Venture Capital / Venture Capitalist


A venture capitalist is someone who invests money in startup businesses in exchange for equity in the company. Venture capitalists tend to conduct their investments as part of a larger venture capital group instead of on their own.

Simply put, venture capitalists use their money to help startups get off the ground and grow, and in return, they become part owners of the company.

Examples of venture capital firms?

As of 2022, there are approximately 1,000 active venture capital firms operating in the U.S. with a market size of $63 billion. These are some of the most prominent ones:

  • Intel Capital
  • Accel
  • Kleiner Perkins
  • Sequoia Capital
  • Tiger Global Mangement
  • Bessemer Venture Partners
  • New Enterprise Associates
  • Kholsa Ventures

While the list of well-known venture capitalists is a long one, some of the most successful and well known ones include:
  • Peter Thiel: co-founder of PayPal and first outside investor in Facebook,
  • Michael Moritz: represented Sequoia’s investments in Google, LinkedIn, Stripe, and many more
  • John Doerr: Chairman of Kleiner Perkins and an original investor in Google and Amazon
  • Keith Rabois: General Partner at Founders Fund and has provided VC funding for AirBnB, Lyft, and YouTube
  • Jim Breyer: Formerly a partner at Accel, Jim was an early investors in companies like Spotify, Etsy, and Facebook

How do venture capitalists make money?

VC firms invest in startups hoping that the equity they’ve gained will turn into a big payday in the future. The hope is that with the VC's funding, a company will grow and grow until it can have an initial public offering (IPO).

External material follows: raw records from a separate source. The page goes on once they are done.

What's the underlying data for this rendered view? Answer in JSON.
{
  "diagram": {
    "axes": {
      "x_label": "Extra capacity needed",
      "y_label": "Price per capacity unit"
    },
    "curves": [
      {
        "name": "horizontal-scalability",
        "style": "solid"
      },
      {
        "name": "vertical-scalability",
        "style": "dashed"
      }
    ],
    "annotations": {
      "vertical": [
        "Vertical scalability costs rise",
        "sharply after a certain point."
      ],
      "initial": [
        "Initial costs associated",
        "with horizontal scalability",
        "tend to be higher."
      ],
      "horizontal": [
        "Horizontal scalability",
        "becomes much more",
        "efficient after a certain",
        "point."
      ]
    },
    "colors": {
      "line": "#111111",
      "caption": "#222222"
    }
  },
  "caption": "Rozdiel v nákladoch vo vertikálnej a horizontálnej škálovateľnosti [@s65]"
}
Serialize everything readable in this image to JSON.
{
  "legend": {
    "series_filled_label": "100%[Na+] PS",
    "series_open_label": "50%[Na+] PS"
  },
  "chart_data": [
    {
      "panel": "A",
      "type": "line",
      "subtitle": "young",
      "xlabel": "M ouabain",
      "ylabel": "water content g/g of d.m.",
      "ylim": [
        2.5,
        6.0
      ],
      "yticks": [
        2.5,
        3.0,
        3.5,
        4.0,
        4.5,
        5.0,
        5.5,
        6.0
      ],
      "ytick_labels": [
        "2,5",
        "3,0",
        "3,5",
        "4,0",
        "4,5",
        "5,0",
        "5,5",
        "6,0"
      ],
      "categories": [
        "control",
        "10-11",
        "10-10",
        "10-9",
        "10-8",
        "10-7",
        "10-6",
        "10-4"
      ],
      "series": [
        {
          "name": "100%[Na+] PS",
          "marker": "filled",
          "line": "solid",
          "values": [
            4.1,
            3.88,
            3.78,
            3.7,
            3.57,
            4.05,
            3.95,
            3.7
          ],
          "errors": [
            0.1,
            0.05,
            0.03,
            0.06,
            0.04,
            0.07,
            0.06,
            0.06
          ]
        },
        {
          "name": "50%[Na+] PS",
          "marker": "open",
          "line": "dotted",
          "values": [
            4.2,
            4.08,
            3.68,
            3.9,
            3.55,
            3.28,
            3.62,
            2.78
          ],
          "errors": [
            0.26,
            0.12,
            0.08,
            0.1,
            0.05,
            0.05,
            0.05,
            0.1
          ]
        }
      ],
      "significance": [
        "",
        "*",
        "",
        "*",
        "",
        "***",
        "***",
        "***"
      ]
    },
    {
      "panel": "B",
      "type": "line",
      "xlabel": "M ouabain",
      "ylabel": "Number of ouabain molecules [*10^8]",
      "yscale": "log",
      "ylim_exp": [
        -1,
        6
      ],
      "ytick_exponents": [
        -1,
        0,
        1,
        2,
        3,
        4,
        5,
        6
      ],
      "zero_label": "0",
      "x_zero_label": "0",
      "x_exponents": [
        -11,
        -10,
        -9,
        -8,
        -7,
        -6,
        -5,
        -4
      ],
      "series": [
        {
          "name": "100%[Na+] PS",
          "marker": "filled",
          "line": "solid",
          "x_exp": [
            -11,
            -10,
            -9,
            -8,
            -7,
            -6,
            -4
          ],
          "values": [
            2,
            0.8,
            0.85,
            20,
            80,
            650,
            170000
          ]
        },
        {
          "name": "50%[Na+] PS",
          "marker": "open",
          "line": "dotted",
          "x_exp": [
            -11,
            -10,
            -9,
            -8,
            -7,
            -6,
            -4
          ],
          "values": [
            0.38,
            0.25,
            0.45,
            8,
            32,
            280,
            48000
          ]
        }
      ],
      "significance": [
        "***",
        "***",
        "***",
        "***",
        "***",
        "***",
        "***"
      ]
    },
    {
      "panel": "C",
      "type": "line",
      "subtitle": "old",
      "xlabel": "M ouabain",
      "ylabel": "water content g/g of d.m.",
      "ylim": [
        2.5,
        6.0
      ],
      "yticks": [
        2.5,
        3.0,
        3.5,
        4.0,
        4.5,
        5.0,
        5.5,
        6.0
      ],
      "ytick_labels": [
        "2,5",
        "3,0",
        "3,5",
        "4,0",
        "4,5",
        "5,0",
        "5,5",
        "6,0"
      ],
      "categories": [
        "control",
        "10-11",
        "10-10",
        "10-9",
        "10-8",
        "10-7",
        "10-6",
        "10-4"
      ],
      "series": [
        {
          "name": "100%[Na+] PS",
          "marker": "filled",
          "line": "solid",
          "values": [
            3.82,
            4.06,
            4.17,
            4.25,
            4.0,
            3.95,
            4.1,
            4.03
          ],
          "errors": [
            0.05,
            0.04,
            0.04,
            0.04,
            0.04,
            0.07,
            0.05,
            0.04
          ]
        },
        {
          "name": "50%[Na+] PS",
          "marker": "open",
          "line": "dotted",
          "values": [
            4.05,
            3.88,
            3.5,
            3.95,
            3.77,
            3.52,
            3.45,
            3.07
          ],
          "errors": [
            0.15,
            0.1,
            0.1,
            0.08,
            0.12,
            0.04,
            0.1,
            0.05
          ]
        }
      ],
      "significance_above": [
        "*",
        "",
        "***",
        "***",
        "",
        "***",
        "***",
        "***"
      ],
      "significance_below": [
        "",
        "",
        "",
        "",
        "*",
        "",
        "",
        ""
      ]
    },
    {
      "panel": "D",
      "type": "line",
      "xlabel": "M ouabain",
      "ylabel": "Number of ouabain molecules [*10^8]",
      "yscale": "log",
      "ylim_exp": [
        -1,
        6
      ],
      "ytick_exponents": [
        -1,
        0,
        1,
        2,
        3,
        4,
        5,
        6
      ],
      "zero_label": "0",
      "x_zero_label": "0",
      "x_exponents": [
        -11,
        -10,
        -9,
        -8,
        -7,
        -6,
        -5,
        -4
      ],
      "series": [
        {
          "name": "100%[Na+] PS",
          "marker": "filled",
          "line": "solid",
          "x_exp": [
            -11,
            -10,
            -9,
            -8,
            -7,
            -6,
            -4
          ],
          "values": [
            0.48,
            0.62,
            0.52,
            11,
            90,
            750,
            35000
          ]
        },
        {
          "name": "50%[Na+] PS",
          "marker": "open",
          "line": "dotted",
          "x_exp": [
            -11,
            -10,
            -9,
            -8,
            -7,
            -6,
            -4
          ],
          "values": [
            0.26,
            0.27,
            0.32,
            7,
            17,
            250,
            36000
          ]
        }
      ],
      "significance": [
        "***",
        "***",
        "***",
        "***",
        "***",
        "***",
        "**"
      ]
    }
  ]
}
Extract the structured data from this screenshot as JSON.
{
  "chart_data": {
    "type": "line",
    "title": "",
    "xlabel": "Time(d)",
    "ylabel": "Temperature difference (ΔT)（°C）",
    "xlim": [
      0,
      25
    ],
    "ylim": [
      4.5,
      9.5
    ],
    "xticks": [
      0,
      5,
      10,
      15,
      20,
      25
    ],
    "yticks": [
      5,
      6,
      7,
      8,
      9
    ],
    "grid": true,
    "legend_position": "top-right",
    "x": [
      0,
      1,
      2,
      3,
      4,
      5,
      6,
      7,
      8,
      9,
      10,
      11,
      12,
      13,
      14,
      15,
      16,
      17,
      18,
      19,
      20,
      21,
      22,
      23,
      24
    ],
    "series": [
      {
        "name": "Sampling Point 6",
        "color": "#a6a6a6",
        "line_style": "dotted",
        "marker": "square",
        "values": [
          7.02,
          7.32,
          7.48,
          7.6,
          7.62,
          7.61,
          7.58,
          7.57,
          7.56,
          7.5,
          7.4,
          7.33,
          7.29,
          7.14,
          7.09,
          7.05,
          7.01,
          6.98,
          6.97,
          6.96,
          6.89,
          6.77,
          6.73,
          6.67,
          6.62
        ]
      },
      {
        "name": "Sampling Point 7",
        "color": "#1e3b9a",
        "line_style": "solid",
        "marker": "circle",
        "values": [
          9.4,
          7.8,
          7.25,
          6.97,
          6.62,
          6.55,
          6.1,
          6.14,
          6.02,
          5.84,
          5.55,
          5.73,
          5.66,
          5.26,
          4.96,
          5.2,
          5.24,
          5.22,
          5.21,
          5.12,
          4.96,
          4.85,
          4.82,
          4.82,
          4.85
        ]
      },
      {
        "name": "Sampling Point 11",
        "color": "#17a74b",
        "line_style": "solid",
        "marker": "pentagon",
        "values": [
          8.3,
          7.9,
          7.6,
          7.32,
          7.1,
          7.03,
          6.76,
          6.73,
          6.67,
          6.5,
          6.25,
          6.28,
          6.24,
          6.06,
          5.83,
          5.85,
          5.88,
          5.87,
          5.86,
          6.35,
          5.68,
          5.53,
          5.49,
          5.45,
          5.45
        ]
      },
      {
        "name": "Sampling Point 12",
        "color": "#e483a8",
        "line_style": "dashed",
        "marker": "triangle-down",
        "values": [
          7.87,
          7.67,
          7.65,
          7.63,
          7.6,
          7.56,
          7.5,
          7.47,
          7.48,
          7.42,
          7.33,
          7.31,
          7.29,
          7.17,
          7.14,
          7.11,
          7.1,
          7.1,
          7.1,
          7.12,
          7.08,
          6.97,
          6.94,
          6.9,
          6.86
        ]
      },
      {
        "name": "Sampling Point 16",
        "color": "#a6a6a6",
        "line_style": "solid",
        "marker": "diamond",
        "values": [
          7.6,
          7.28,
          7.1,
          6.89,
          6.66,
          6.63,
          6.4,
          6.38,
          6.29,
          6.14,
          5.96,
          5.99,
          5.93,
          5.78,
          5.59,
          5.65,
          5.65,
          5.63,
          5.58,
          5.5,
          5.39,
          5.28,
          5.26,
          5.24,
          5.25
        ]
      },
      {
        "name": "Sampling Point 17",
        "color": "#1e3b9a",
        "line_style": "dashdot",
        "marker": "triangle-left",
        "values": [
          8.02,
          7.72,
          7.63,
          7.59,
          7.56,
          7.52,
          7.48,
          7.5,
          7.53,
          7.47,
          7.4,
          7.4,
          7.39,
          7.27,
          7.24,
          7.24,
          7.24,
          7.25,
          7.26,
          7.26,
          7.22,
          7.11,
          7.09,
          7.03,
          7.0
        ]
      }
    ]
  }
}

At that point, anyone with existing equity in the business can cash out big by selling their shares.

What are the advantages and disadvantages of securing investment from a VC?

The Pros
Resources and funding: Not only does a startup get an infusion of cash to get things going, but it also can get access to resources and support in critical areas like legal and tax that a VC firm can provide.
Business expertise: VC firms have a wealth of knowledge and business acumen that a startup can leverage.
Connections: VC firms tend to be well connected in the business community, opening up a network of opportunities for startups.

The Cons
Giving up equity: In order to secure funding from VC firms, startup founders have to give up equity in the company. Depending on how much of an investment they provide, you could become a minority shareholder and effectively hand over ownership of your business.
Loss of control: Even if you maintain a majority stake in your company, a VC firm that has invested in your business will likely want a say in shaping the company’s direction. Sharing the reins with investors can be a tough pill to swallow for some startup founders.

Private Equity vs. Venture Capital: What's the Difference?

It’s easy to get these two confused because, technically, venture capital is a type of private equity. The distinguishing factor between the two is what kind of companies they work with. Private equity firms invest in mature, stable companies past their growth stage, while VC firms invest in startups with significant upside potential.